How to Adjust Your Anchor Time
If your work schedule changes, recalculate your 4 slots by picking a new anchor, going backwards twice and forwards once:
Anchor: 3:00 PM
Backwards: 3:00 PM → 9:54 AM → 12:48 AM (previous day)
Forwards: 3:00 PM → 8:06 PM
Final slots: 12:48 AM, 9:54 AM, 3:00 PM, 8:06 PM
Update the plist, then reload:
launchctl bootout gui/$(id -u) ~/Library/LaunchAgents/com.claude.warmup.plist
launchctl bootstrap gui/$(id -u) ~/Library/LaunchAgents/com.claude.warmup.plist
Does This Affect Battery Life?
I looked into this before setting it up, because I didn't want a background daemon silently draining my MacBook.
The short answer: no noticeable impact at all.

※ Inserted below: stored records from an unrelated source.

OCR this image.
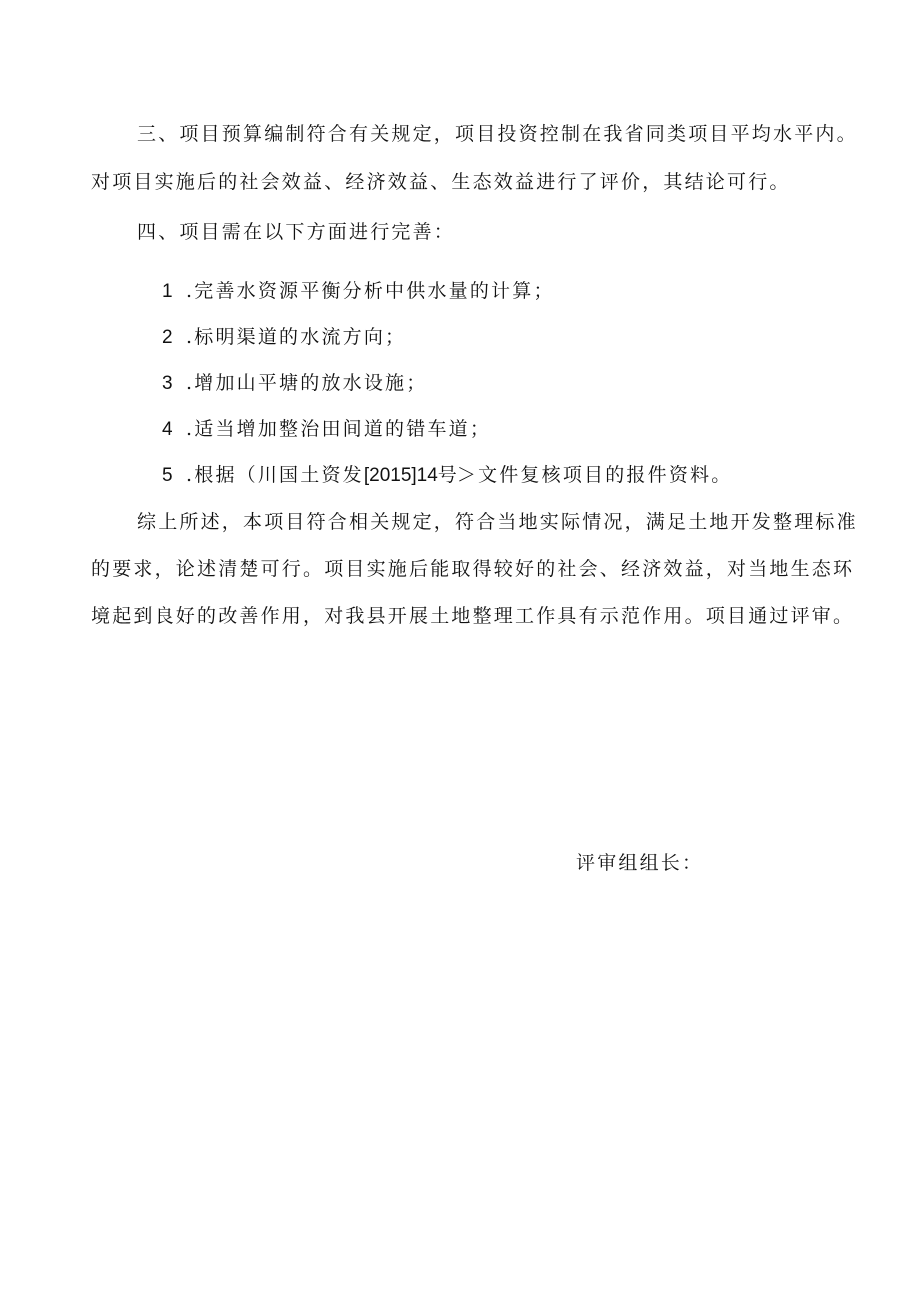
三、项目预算编制符合有关规定，项目投资控制在我省同类项目平均水平内。
对项目实施后的社会效益、经济效益、生态效益进行了评价，其结论可行。
四、项目需在以下方面进行完善：
1 .完善水资源平衡分析中供水量的计算；
2 .标明渠道的水流方向；
3 .增加山平塘的放水设施；
4 .适当增加整治田间道的错车道；
5 .根据（川国土资发[2015]14号＞文件复核项目的报件资料。
综上所述，本项目符合相关规定，符合当地实际情况，满足土地开发整理标准
的要求，论述清楚可行。项目实施后能取得较好的社会、经济效益，对当地生态环
境起到良好的改善作用，对我县开展土地整理工作具有示范作用。项目通过评审。
评审组组长：
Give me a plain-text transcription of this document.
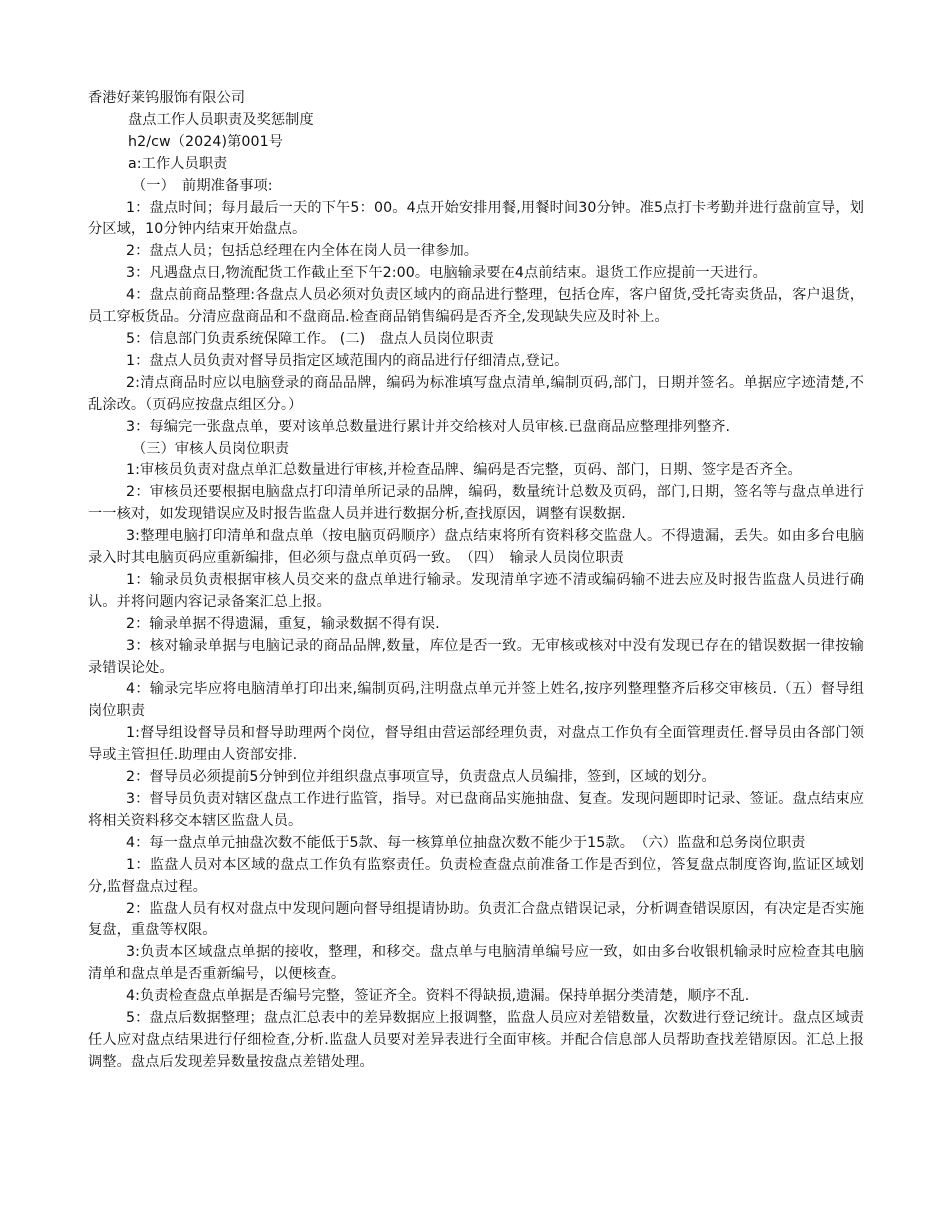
香港好莱钨服饰有限公司

盘点工作人员职责及奖惩制度

h2/cw（2024)第001号

a:工作人员职责

（一）　前期准备事项:

1：盘点时间；每月最后一天的下午5：00。4点开始安排用餐,用餐时间30分钟。准5点打卡考勤并进行盘前宣导，划分区域，10分钟内结束开始盘点。

2：盘点人员；包括总经理在内全体在岗人员一律参加。

3：凡遇盘点日,物流配货工作截止至下午2:00。电脑输录要在4点前结束。退货工作应提前一天进行。

4：盘点前商品整理:各盘点人员必须对负责区域内的商品进行整理，包括仓库，客户留货,受托寄卖货品，客户退货，员工穿板货品。分清应盘商品和不盘商品.检查商品销售编码是否齐全,发现缺失应及时补上。

5：信息部门负责系统保障工作。 (二)　盘点人员岗位职责

1：盘点人员负责对督导员指定区域范围内的商品进行仔细清点,登记。

2:清点商品时应以电脑登录的商品品牌，编码为标准填写盘点清单,编制页码,部门，日期并签名。单据应字迹清楚,不乱涂改。（页码应按盘点组区分。）

3：每编完一张盘点单，要对该单总数量进行累计并交给核对人员审核.已盘商品应整理排列整齐.

（三）审核人员岗位职责

1:审核员负责对盘点单汇总数量进行审核,并检查品牌、编码是否完整，页码、部门，日期、签字是否齐全。

2：审核员还要根据电脑盘点打印清单所记录的品牌，编码，数量统计总数及页码，部门,日期，签名等与盘点单进行一一核对，如发现错误应及时报告监盘人员并进行数据分析,查找原因，调整有误数据.

3:整理电脑打印清单和盘点单（按电脑页码顺序）盘点结束将所有资料移交监盘人。不得遗漏，丢失。如由多台电脑录入时其电脑页码应重新编排，但必须与盘点单页码一致。　（四）　输录人员岗位职责

1：输录员负责根据审核人员交来的盘点单进行输录。发现清单字迹不清或编码输不进去应及时报告监盘人员进行确认。并将问题内容记录备案汇总上报。

2：输录单据不得遗漏，重复，输录数据不得有误.

3：核对输录单据与电脑记录的商品品牌,数量，库位是否一致。无审核或核对中没有发现已存在的错误数据一律按输录错误论处。

4：输录完毕应将电脑清单打印出来,编制页码,注明盘点单元并签上姓名,按序列整理整齐后移交审核员.（五）督导组岗位职责

1:督导组设督导员和督导助理两个岗位，督导组由营运部经理负责，对盘点工作负有全面管理责任.督导员由各部门领导或主管担任.助理由人资部安排.

2：督导员必须提前5分钟到位并组织盘点事项宣导，负责盘点人员编排，签到，区域的划分。

3：督导员负责对辖区盘点工作进行监管，指导。对已盘商品实施抽盘、复查。发现问题即时记录、签证。盘点结束应将相关资料移交本辖区监盘人员。

4：每一盘点单元抽盘次数不能低于5款、每一核算单位抽盘次数不能少于15款。　（六）监盘和总务岗位职责

1：监盘人员对本区域的盘点工作负有监察责任。负责检查盘点前准备工作是否到位，答复盘点制度咨询,监证区域划分,监督盘点过程。

2：监盘人员有权对盘点中发现问题向督导组提请协助。负责汇合盘点错误记录，分析调查错误原因，有决定是否实施复盘，重盘等权限。

3:负责本区域盘点单据的接收，整理，和移交。盘点单与电脑清单编号应一致，如由多台收银机输录时应检查其电脑清单和盘点单是否重新编号，以便核查。

4:负责检查盘点单据是否编号完整，签证齐全。资料不得缺损,遗漏。保持单据分类清楚，顺序不乱.

5：盘点后数据整理；盘点汇总表中的差异数据应上报调整，监盘人员应对差错数量，次数进行登记统计。盘点区域责任人应对盘点结果进行仔细检查,分析.监盘人员要对差异表进行全面审核。并配合信息部人员帮助查找差错原因。汇总上报调整。盘点后发现差异数量按盘点差错处理。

Here's why. The LaunchAgent is not a background process. It doesn't sit in memory between runs. It doesn't poll anything. It doesn't prevent sleep. The way launchd works, the job is completely dormant until the scheduled time hits — at which point macOS wakes it, runs the script, and kills it. The whole thing takes 3–5 seconds, four times a day.
That's roughly 15 seconds of total CPU activity per day, plus 4 tiny HTTP requests to Anthropic's servers. For comparison, a single webpage load costs more than the entire day's warmup traffic.
The log trimming with awk adds nothing measurable — it runs on a file that's never bigger than ~30 lines and finishes in under a millisecond.
I also confirmed the LaunchAgent does not wake the Mac from sleep on its own. It catches up on missed jobs when the Mac wakes for other reasons (like you opening the lid). So it's not adding any extra wake cycles to your sleep schedule either.
Bottom line: this setup has zero real-world impact on battery life.
What This Does NOT Do
This resets the 5-hour rolling window timing, not the weekly usage cap. If you hit the weekly limit, no amount of warmup pings will help — you just have to wait for the week to reset.
Summary
GitHub Actions fails for Pro subscribers because it needs an API key, not an OAuth token
macOS LaunchAgent is the right tool for local scheduling — it catches up missed jobs on wake from sleep
No root login needed — LaunchAgents run in your user context and read your existing Claude Code credentials
The whole setup is 3 files, 2 commands, and works forever with zero maintenance
The log file at ~/.claude-warmup/warmup.log gives you a full history of every ping so you can verify it's working anytime.